The Python Azure Function is on the consumption plan with a batchSize
set to 1
because the client files can sometimes be large and I don't want to exceed the 1.5GB memory limit. So I have two issues, the first is how can I know the first queue trigger completed its work? The second is, how can I ensure that the Python QueueTrigger doesn't start to accumulate messages? I think both issues could potentially be solved by creating separate Azure Functions for both queue triggers that listen on the same queues. That would lighten the load on both sides, but I'm not sure if that is best practice. See my question here where I asked for more guidance on question 2: Using multiple Azure Functions QueueTriggers to listen on the same storage queue
推荐答案
更新:
using System;
using System.IO;
using System.Threading.Tasks;
using Microsoft.AspNetCore.Mvc;
using Microsoft.Azure.WebJobs;
using Microsoft.Azure.WebJobs.Extensions.Http;
using Microsoft.AspNetCore.Http;
using Microsoft.Extensions.Logging;
using Newtonsoft.Json;
using System.Threading;
namespace FunctionApp31
{
public static class Function1
{
[FunctionName("Function1")]
public static async Task<IActionResult> Run(
[HttpTrigger(AuthorizationLevel.Function, "get", "post", Route = null)] HttpRequest req,
ILogger log)
{
string a = "111";
a=XX(a).Result;
return new OkObjectResult(a);
}
public static async Task<string> XX(string x)
{
await Task.Run(()=>{
Thread.Sleep(3000);
x = x + "222";
Console.WriteLine(x);
}
);
return x;
}
}
}
原始答案:
我建议您顺序执行处理逻辑,而不是异步执行.或者,您可以等待异步操作完成后再返回,以便可以确保执行成功后再返回成功.(这样可以避免在队列仍按注释中所述处理时返回结果.)
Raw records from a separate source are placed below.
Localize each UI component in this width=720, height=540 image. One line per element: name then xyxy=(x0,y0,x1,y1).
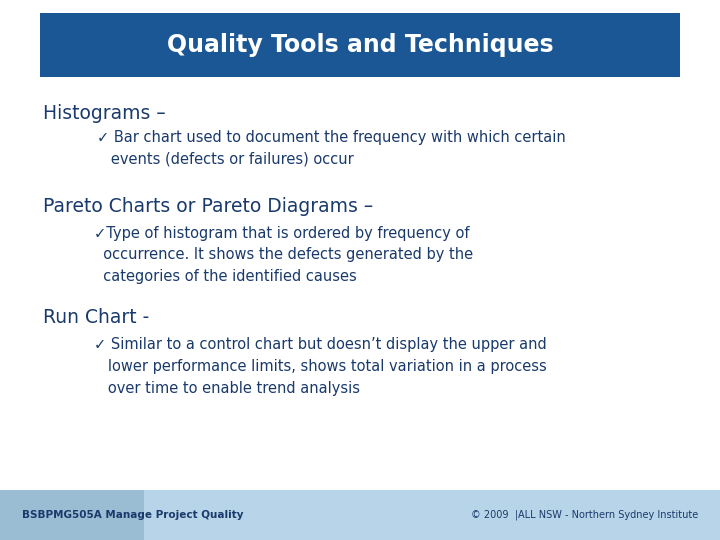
Text: BSBPMG505A Manage Project Quality: BSBPMG505A Manage Project Quality xyxy=(22,510,243,520)
FancyBboxPatch shape xyxy=(0,490,720,540)
Text: ✓ Bar chart used to document the frequency with which certain
   events (defects: ✓ Bar chart used to document the frequen… xyxy=(97,130,566,166)
Text: ✓ Similar to a control chart but doesn’t display the upper and
   lower performa: ✓ Similar to a control chart but doesn’t… xyxy=(94,338,546,396)
FancyBboxPatch shape xyxy=(40,13,680,77)
Text: Pareto Charts or Pareto Diagrams –: Pareto Charts or Pareto Diagrams – xyxy=(43,197,374,216)
Text: © 2009  |ALL NSW - Northern Sydney Institute: © 2009 |ALL NSW - Northern Sydney Instit… xyxy=(471,510,698,521)
Text: Histograms –: Histograms – xyxy=(43,104,166,123)
Text: ✓Type of histogram that is ordered by frequency of
  occurrence. It shows the de: ✓Type of histogram that is ordered by fr… xyxy=(94,226,473,284)
Text: Quality Tools and Techniques: Quality Tools and Techniques xyxy=(167,33,553,57)
FancyBboxPatch shape xyxy=(0,490,144,540)
Text: Run Chart -: Run Chart - xyxy=(43,308,150,327)
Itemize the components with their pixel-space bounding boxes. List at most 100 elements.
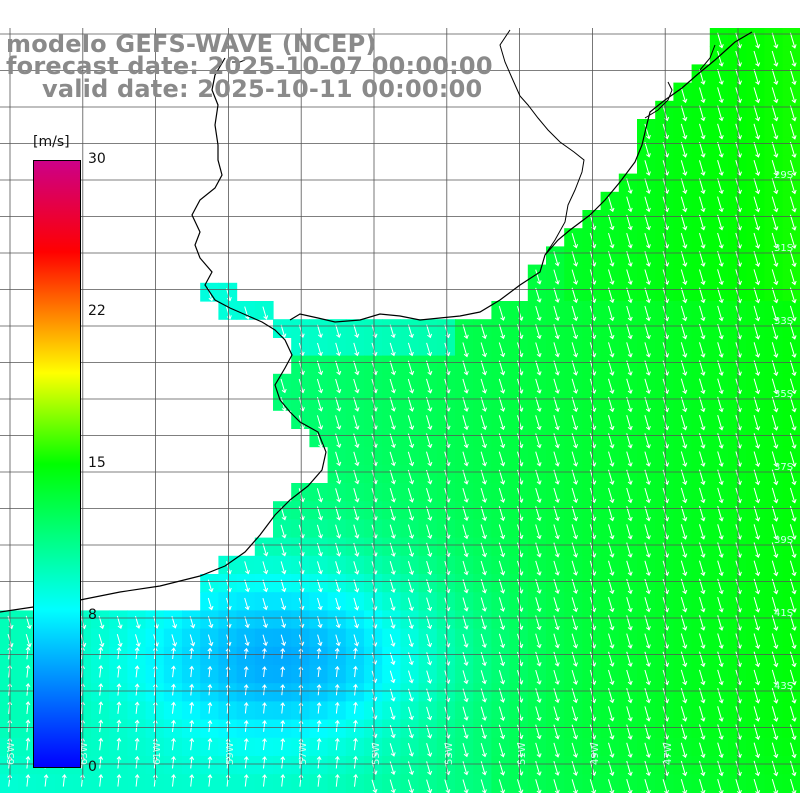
wind-arrow — [644, 724, 651, 740]
wind-arrow — [316, 415, 324, 430]
wind-arrow — [717, 724, 724, 740]
wind-arrow — [699, 269, 706, 286]
wind-arrow — [789, 669, 797, 686]
wind-arrow — [535, 524, 542, 540]
wind-arrow — [680, 487, 688, 504]
wind-arrow — [280, 702, 286, 714]
wind-arrow — [389, 451, 396, 467]
wind-arrow — [207, 683, 213, 696]
wind-arrow — [171, 634, 178, 647]
wind-arrow — [243, 756, 249, 769]
wind-arrow — [116, 634, 123, 648]
wind-arrow — [553, 524, 560, 540]
wind-arrow — [626, 251, 633, 267]
wind-arrow — [626, 305, 633, 322]
wind-arrow — [626, 214, 633, 231]
wind-arrow — [535, 269, 542, 285]
wind-arrow — [189, 634, 196, 647]
wind-arrow — [535, 487, 542, 504]
wind-arrow — [262, 756, 267, 769]
wind-arrow — [244, 634, 250, 647]
wind-arrow — [262, 774, 267, 787]
wind-arrow — [171, 755, 176, 769]
wind-arrow — [608, 706, 615, 722]
wind-arrow — [280, 756, 286, 769]
wind-arrow — [789, 160, 797, 177]
wind-arrow — [608, 269, 615, 285]
wind-arrow — [462, 706, 469, 721]
wind-arrow — [699, 687, 706, 704]
wind-arrow — [680, 596, 688, 613]
wind-arrow — [644, 196, 651, 213]
wind-arrow — [462, 560, 469, 576]
wind-arrow — [771, 160, 779, 177]
wind-arrow — [771, 360, 779, 377]
wind-arrow — [462, 342, 469, 358]
wind-arrow — [789, 342, 797, 358]
wind-arrow — [116, 683, 122, 696]
wind-arrow — [171, 683, 176, 696]
wind-arrow — [316, 684, 322, 696]
wind-arrow — [207, 719, 213, 732]
wind-arrow — [480, 670, 487, 685]
wind-arrow — [462, 761, 469, 776]
wind-arrow — [571, 324, 579, 340]
wind-arrow — [426, 488, 433, 503]
wind-arrow — [717, 524, 724, 540]
wind-arrow — [771, 342, 779, 358]
wind-arrow — [189, 719, 195, 732]
wind-arrow — [171, 774, 176, 787]
wind-arrow — [262, 306, 269, 320]
wind-arrow — [316, 397, 324, 412]
wind-arrow — [426, 779, 433, 794]
wind-arrow — [608, 597, 615, 613]
lon-label: 55W — [371, 742, 382, 765]
wind-arrow — [389, 743, 396, 757]
wind-arrow — [626, 451, 633, 467]
wind-arrow — [626, 232, 633, 249]
wind-arrow — [608, 451, 615, 467]
wind-arrow — [571, 669, 578, 686]
wind-arrow — [717, 160, 724, 176]
wind-arrow — [553, 451, 560, 467]
wind-arrow — [771, 32, 779, 49]
wind-arrow — [243, 738, 249, 751]
wind-arrow — [771, 669, 779, 686]
wind-arrow — [498, 324, 506, 340]
wind-arrow — [699, 669, 706, 686]
wind-arrow — [407, 524, 415, 539]
wind-arrow — [699, 724, 706, 740]
wind-arrow — [189, 737, 195, 751]
lon-label: 49W — [590, 742, 601, 765]
wind-arrow — [644, 415, 651, 431]
lon-label: 53W — [444, 742, 455, 765]
wind-arrow — [680, 141, 688, 158]
wind-arrow — [280, 647, 286, 659]
wind-arrow — [771, 269, 779, 286]
wind-arrow — [480, 597, 487, 612]
wind-arrow — [608, 305, 615, 322]
wind-arrow — [553, 760, 560, 776]
wind-arrow — [426, 560, 433, 576]
wind-arrow — [789, 32, 797, 49]
wind-arrow — [462, 670, 469, 685]
wind-arrow — [699, 196, 706, 213]
wind-arrow — [680, 687, 688, 704]
wind-arrow — [535, 779, 542, 795]
wind-arrow — [553, 378, 560, 394]
wind-arrow — [480, 415, 487, 431]
wind-arrow — [680, 779, 688, 795]
wind-arrow — [680, 323, 688, 340]
wind-arrow — [335, 342, 342, 357]
wind-arrow — [680, 251, 688, 267]
wind-arrow — [498, 779, 506, 794]
wind-arrow — [644, 251, 651, 267]
wind-arrow — [699, 487, 706, 504]
wind-arrow — [753, 687, 761, 704]
wind-arrow — [771, 178, 779, 195]
wind-arrow — [535, 324, 542, 340]
wind-arrow — [608, 760, 615, 777]
wind-arrow — [789, 251, 797, 268]
wind-arrow — [353, 597, 360, 611]
wind-arrow — [680, 378, 688, 395]
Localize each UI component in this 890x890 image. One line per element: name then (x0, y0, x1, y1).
I suggest you execute the processing logic sequentially, rather than asynchronously. Or you can wait for the asynchronous operation to complete before returning, so that you can ensure that the execution is successful before returning success.(This can avoid returning results when the queue is still processing as you described in the comment.)
我注意到您问了一个新问题.我认为您可以扩展实例,而不用创建多个功能的应用程序.(当然,创建多个功能的应用程序没有问题.)如果您基于消耗计划,则实例将根据负载自动扩展.
I noticed that you asked a new question. I think you can extend the instance instead of creating multiple function apps. (Of course there is no problem creating multiple function apps) If you are based on a consumption plan, the instance will automatically scale according to the load.
这篇关于如何确保队列消息已在Azure Functions中成功处理?的文章就介绍到这了,希望我们推荐的答案对大家有所帮助,也希望大家多多支持!